From a pathological perspective, we do not know how gray matter pathology develops or what triggers it. Specifically, I am referring to inflammation, which is a relevant component in the development of white matter lesions that are the traditional hallmark of MS disease. We still don't know the role of inflammation in gray matter lesion pathogenesis and cortical lesion pathogenesis because there have been conflicting findings from neuropathology. The first descriptions of cortical lesions reported these lesions to be less inflammatory than white matter lesions, to have no brain-barrier disturbance, and to have no perivascular infiltrates. However, there have been subsequent neuropathological studies that have shown extensive inflammation in the meninges of MS brain topographically associated with areas of cortical demyelination.

Sometimes, this inflammation organizes in follicles, lymphoid‑like structures that are very small, like on the order of 100-μm dimension. They're very hard to image in vivo, so we don't have the technology to see these structures in vivo. There have been some attempts to look at meningeal inflammation among patients—for example, using fluid-attenuated inversion recovery (FLAIR) sequences that are conventional protocols that we acquire with MRI in clinic after the administration of gadolinium, which is a contrast agent.

Neurologists and radiologists look at these images and have noticed some areas that light up, some areas of leptomeningeal inflammation. In some cases, there has been a verification that these areas actually localize with pathological areas of meningeal inflammation. This radiological sign, which is called the leptomeningeal enhancement sign, can be seen also in diseases other than MS, as well as other inflammatory brain conditions, so it is not specific to MS. It seems to be an indirect sign of inflammation that is caused by fibrotic tissue pockets that trap the contrast agent. These fibrotic pockets in the meninges are thought to form after repetitive episodes of inflammation. These areas of leptomeningeal enhancement are very few in patients, so they do not resemble the extensive inflammation that has been described by neuropathological examinations, for example. They also tend to be fixed in time and space. There have been a few studies that have shown that they are not modified by treatment.

Also, research has yet to reveal the relation with cortical lesions, as some investigators have reported that there is an association between the presence of this radiological sign and the lesions in the cortex, while others have not. Still, we need to improve our methods of assessing inflammation so we can shed more light on its role in gray matter lesion pathogenesis.

NLN: What key takeaways about gray matter pathology in MS do you hope to leave with neurologists and neurology providers?

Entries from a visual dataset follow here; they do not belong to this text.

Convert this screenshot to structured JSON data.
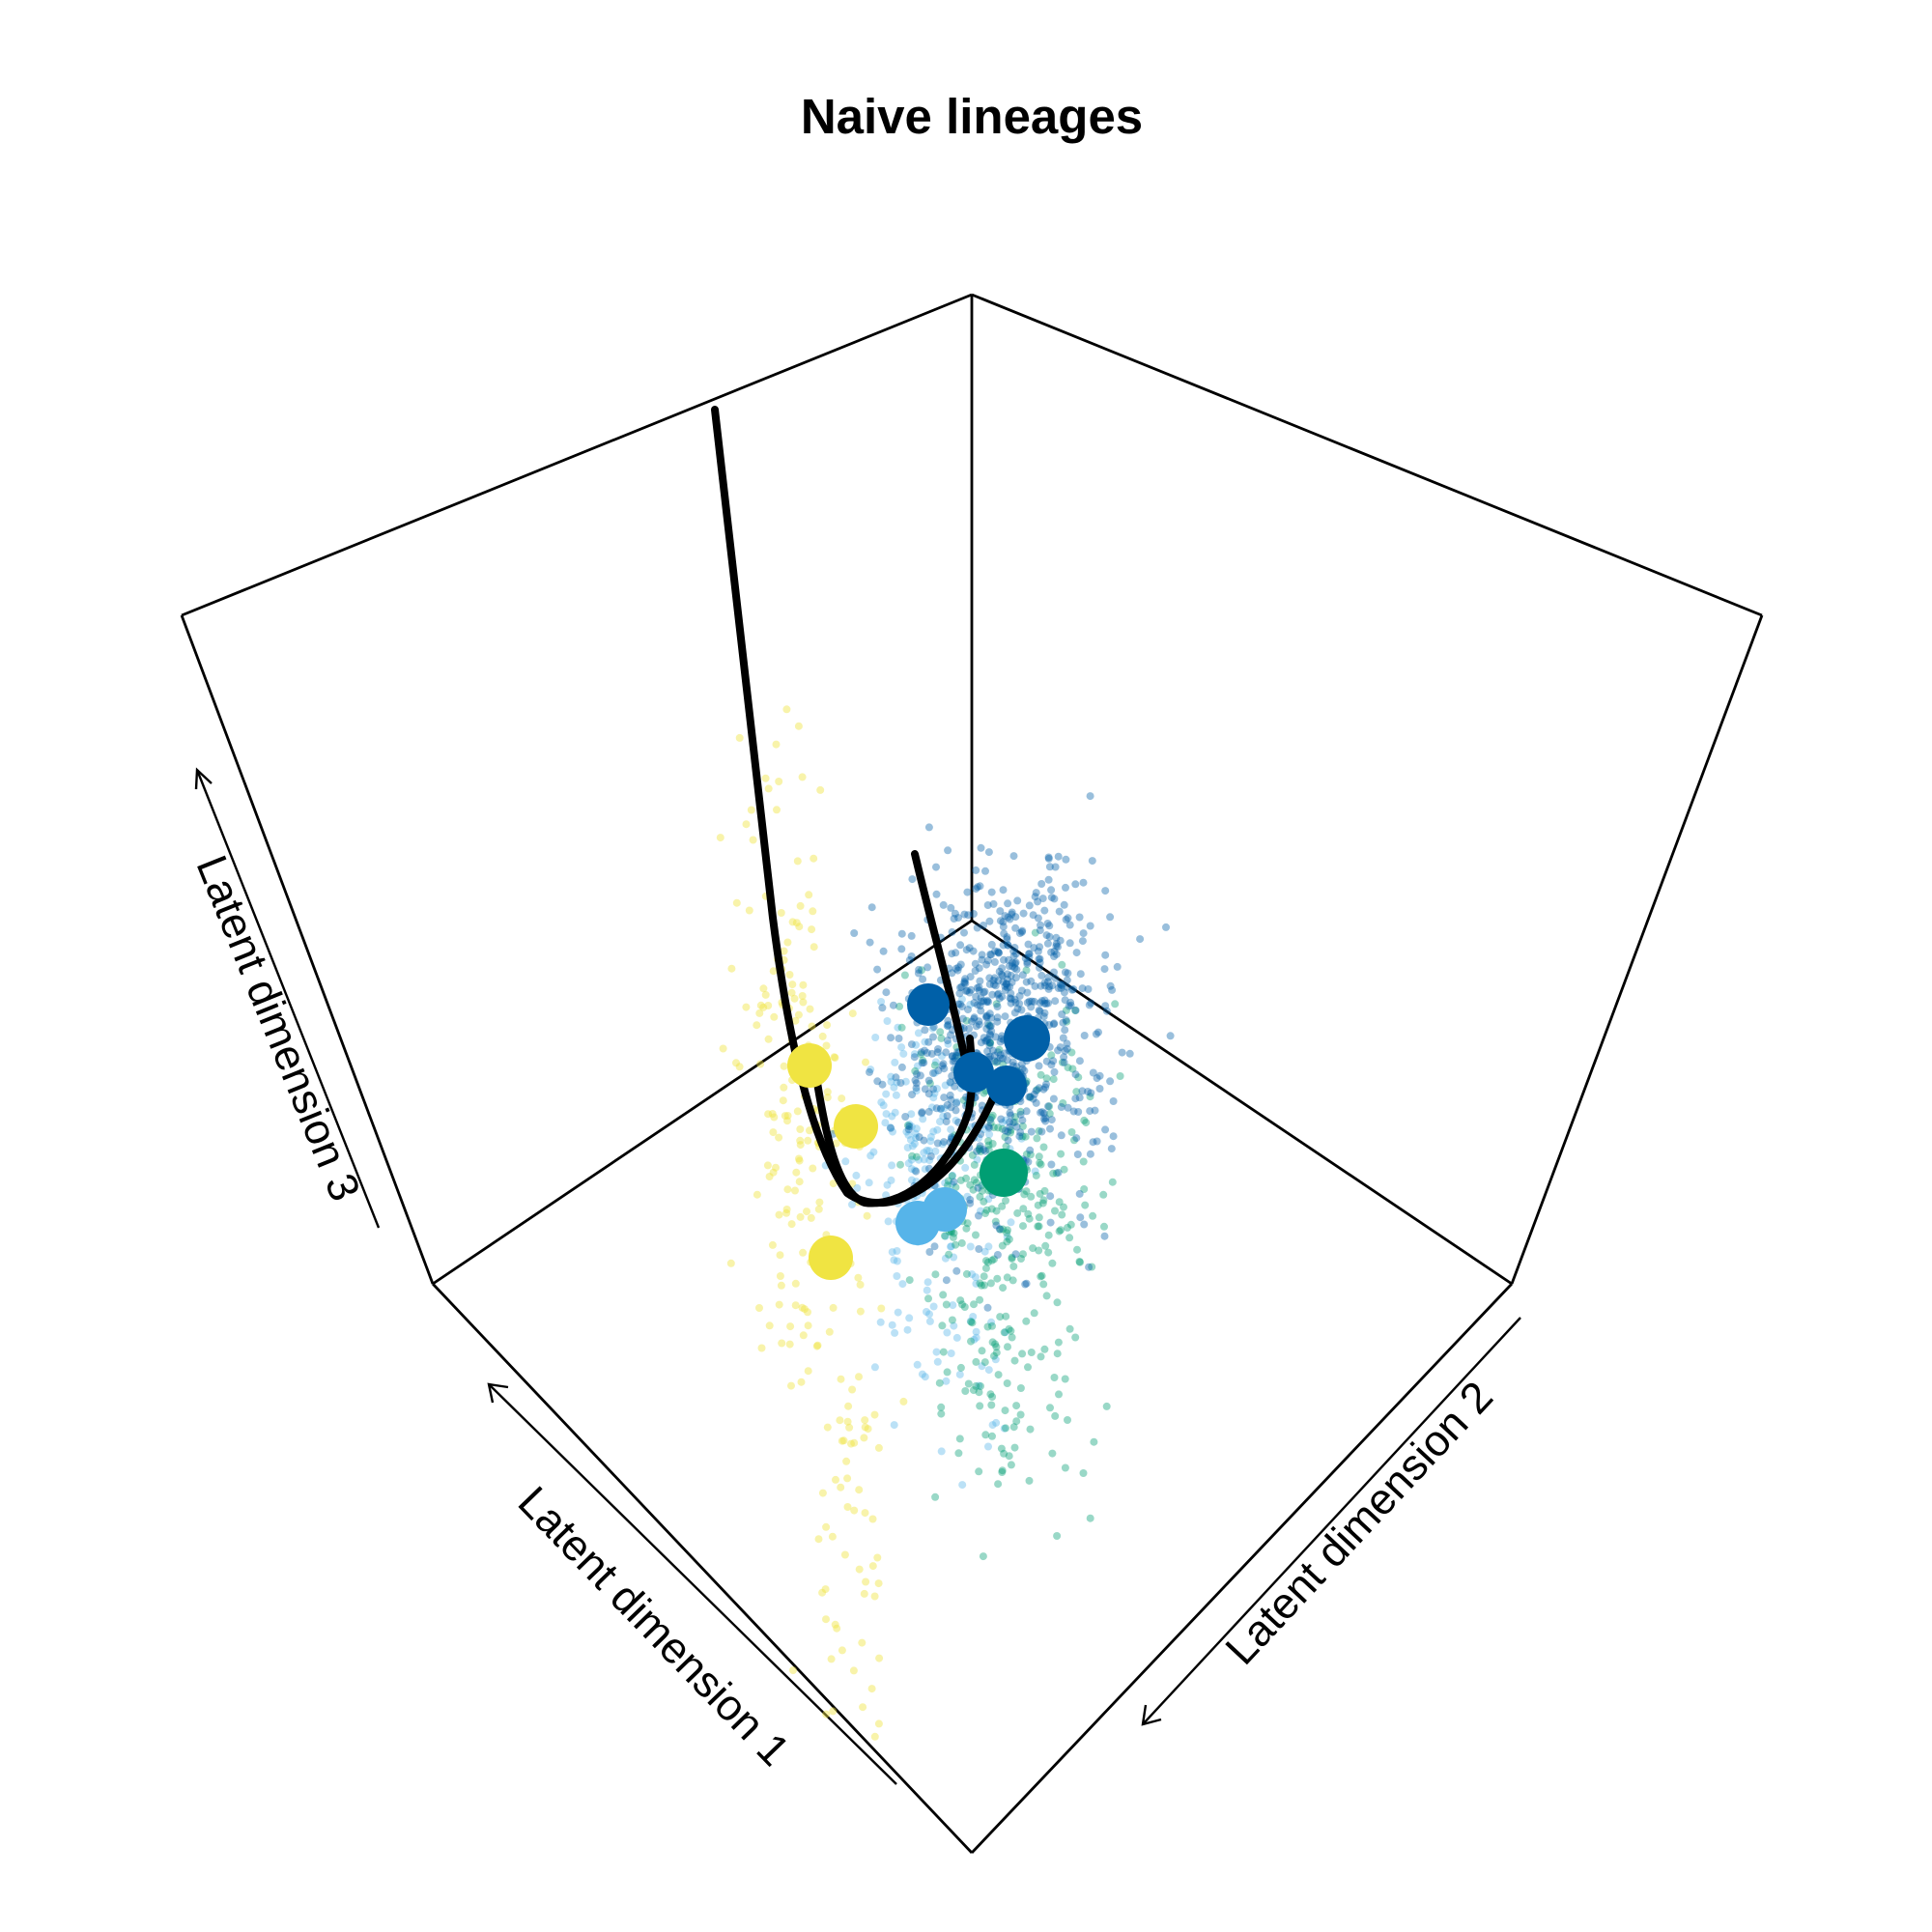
{
  "chart_data": {
    "type": "scatter",
    "projection": "3d-perspective-box",
    "title": "Naive lineages",
    "axes": {
      "x": "Latent dimension 1",
      "y": "Latent dimension 2",
      "z": "Latent dimension 3"
    },
    "grid": false,
    "legend": "none",
    "series": [
      {
        "color": "#f0e442"
      },
      {
        "color": "#56b4e9"
      },
      {
        "color": "#009e73"
      },
      {
        "color": "#0060a8"
      }
    ],
    "cluster_centers": [
      {
        "color": "#f0e442"
      },
      {
        "color": "#f0e442"
      },
      {
        "color": "#f0e442"
      },
      {
        "color": "#56b4e9"
      },
      {
        "color": "#56b4e9"
      },
      {
        "color": "#009e73"
      },
      {
        "color": "#0060a8"
      },
      {
        "color": "#0060a8"
      },
      {
        "color": "#0060a8"
      },
      {
        "color": "#0060a8"
      }
    ],
    "lineage_curves": 3
  }
}
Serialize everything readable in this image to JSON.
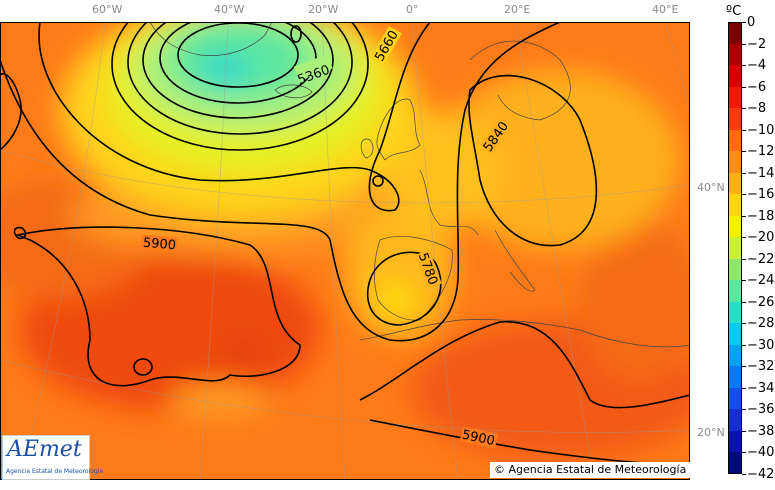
{
  "map": {
    "longitude_labels": [
      "60°W",
      "40°W",
      "20°W",
      "0°",
      "20°E",
      "40°E"
    ],
    "latitude_labels": [
      "40°N",
      "20°N"
    ],
    "contour_labels": [
      "5360",
      "5660",
      "5840",
      "5900",
      "5780",
      "5900"
    ],
    "colors": {
      "dark_red": "#d22000",
      "red": "#ef3b0a",
      "orange": "#ff6a12",
      "light_orange": "#ff8c1f",
      "yellow_orange": "#ffb81c",
      "yellow": "#ffe100",
      "light_green": "#a8f07a",
      "green": "#5ce6a0",
      "cyan": "#1fd6d0"
    }
  },
  "colorbar": {
    "unit": "ºC",
    "ticks": [
      "0",
      "−2",
      "−4",
      "−6",
      "−8",
      "−10",
      "−12",
      "−14",
      "−16",
      "−18",
      "−20",
      "−22",
      "−24",
      "−26",
      "−28",
      "−30",
      "−32",
      "−34",
      "−36",
      "−38",
      "−40",
      "−42"
    ],
    "colors": [
      "#7a0000",
      "#a80000",
      "#d40000",
      "#ee1a00",
      "#f03c0a",
      "#ff6a12",
      "#ff8c1f",
      "#ffb01c",
      "#ffd21a",
      "#f5f000",
      "#c8f03a",
      "#8ee86e",
      "#5ce6a0",
      "#2cdcc8",
      "#0fc8ee",
      "#0aa2f0",
      "#0a78ee",
      "#1450e6",
      "#1430c8",
      "#0a14a8",
      "#000a78"
    ]
  },
  "logo": {
    "wordmark": "AEmet",
    "subtitle": "Agencia Estatal de Meteorología"
  },
  "copyright": "© Agencia Estatal de Meteorología"
}
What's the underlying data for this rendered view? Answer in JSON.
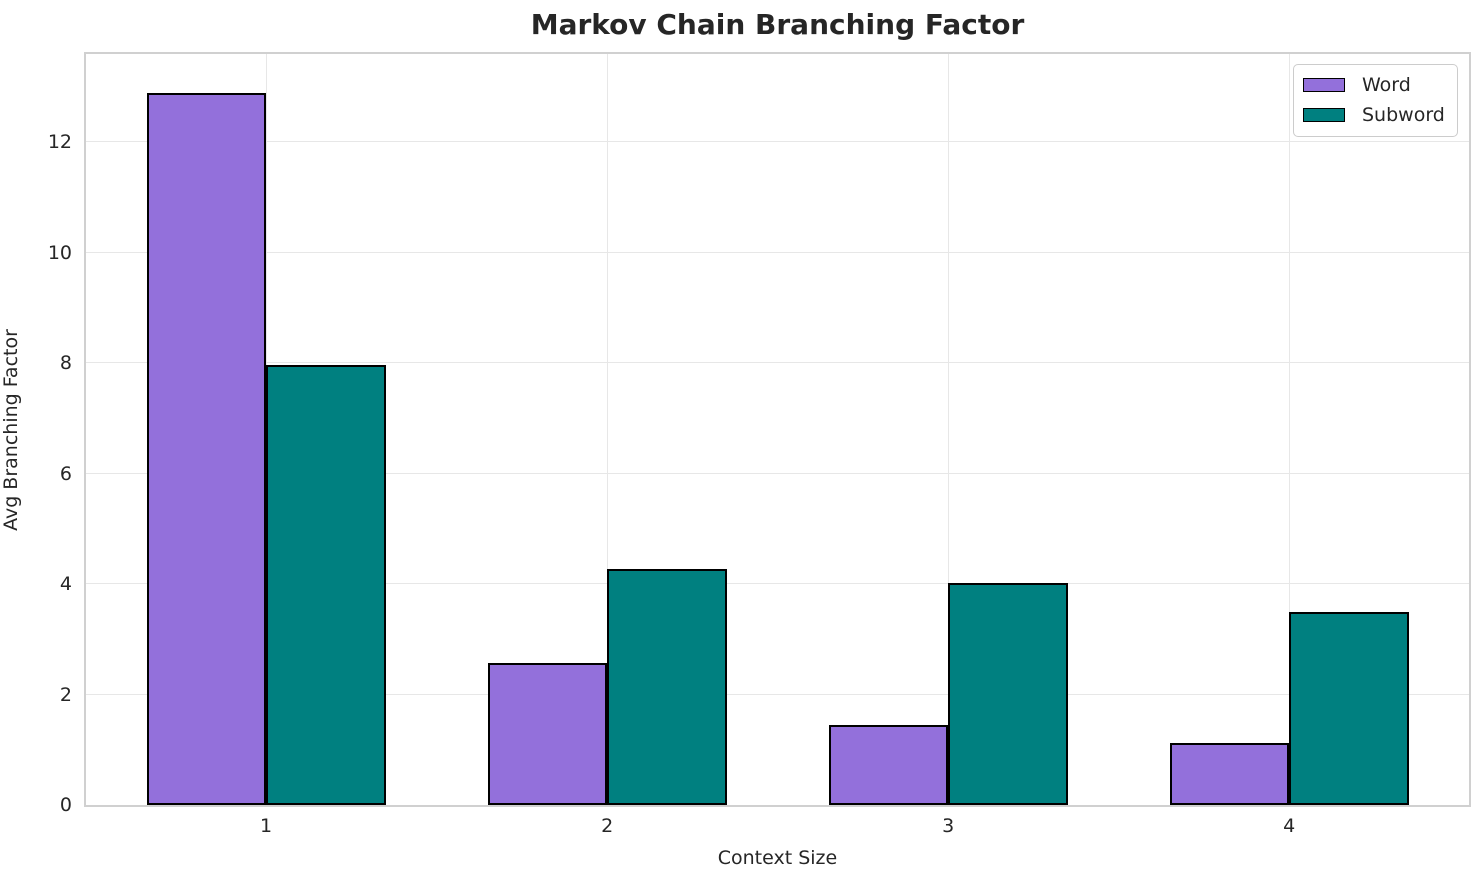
{
  "chart_data": {
    "type": "bar",
    "title": "Markov Chain Branching Factor",
    "xlabel": "Context Size",
    "ylabel": "Avg Branching Factor",
    "categories": [
      "1",
      "2",
      "3",
      "4"
    ],
    "series": [
      {
        "name": "Word",
        "color": "#9370DB",
        "values": [
          12.9,
          2.58,
          1.45,
          1.13
        ]
      },
      {
        "name": "Subword",
        "color": "#008080",
        "values": [
          7.97,
          4.28,
          4.02,
          3.5
        ]
      }
    ],
    "bar_edge_color": "#000000",
    "ylim": [
      0,
      13.6
    ],
    "yticks": [
      0,
      2,
      4,
      6,
      8,
      10,
      12
    ],
    "grid": true,
    "legend_position": "upper right",
    "colors": {
      "grid": "#e7e7e7",
      "spine": "#d0d0d0",
      "text": "#262626",
      "background": "#ffffff"
    }
  }
}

Dr Mainero: I think it is established now that gray matter is extensively involved in the course of the disease. It is really difficult to image some aspects of gray matter pathology in vivo, but we have some tools now that allow us to see, if not the whole burden of gray matter lesions, at least some of these lesions. I would advise clinicians to try to add these protocols to their clinical routines because they can be helpful, for example, for differential diagnosis. It also helps us see how the disease evolves over time and gives a more complete picture of the disease among patients with MS. This technology has been implemented, but of course, we need to standardize protocols across centers so we can conduct larger studies. We will likely have more answers in the future once these steps are achieved.

—Christina Vogt

Mainero C. Gray matter pathology. Talk presented at: ECTRIMS/ACTRIMS MSVirtual2020. September 13, 2020.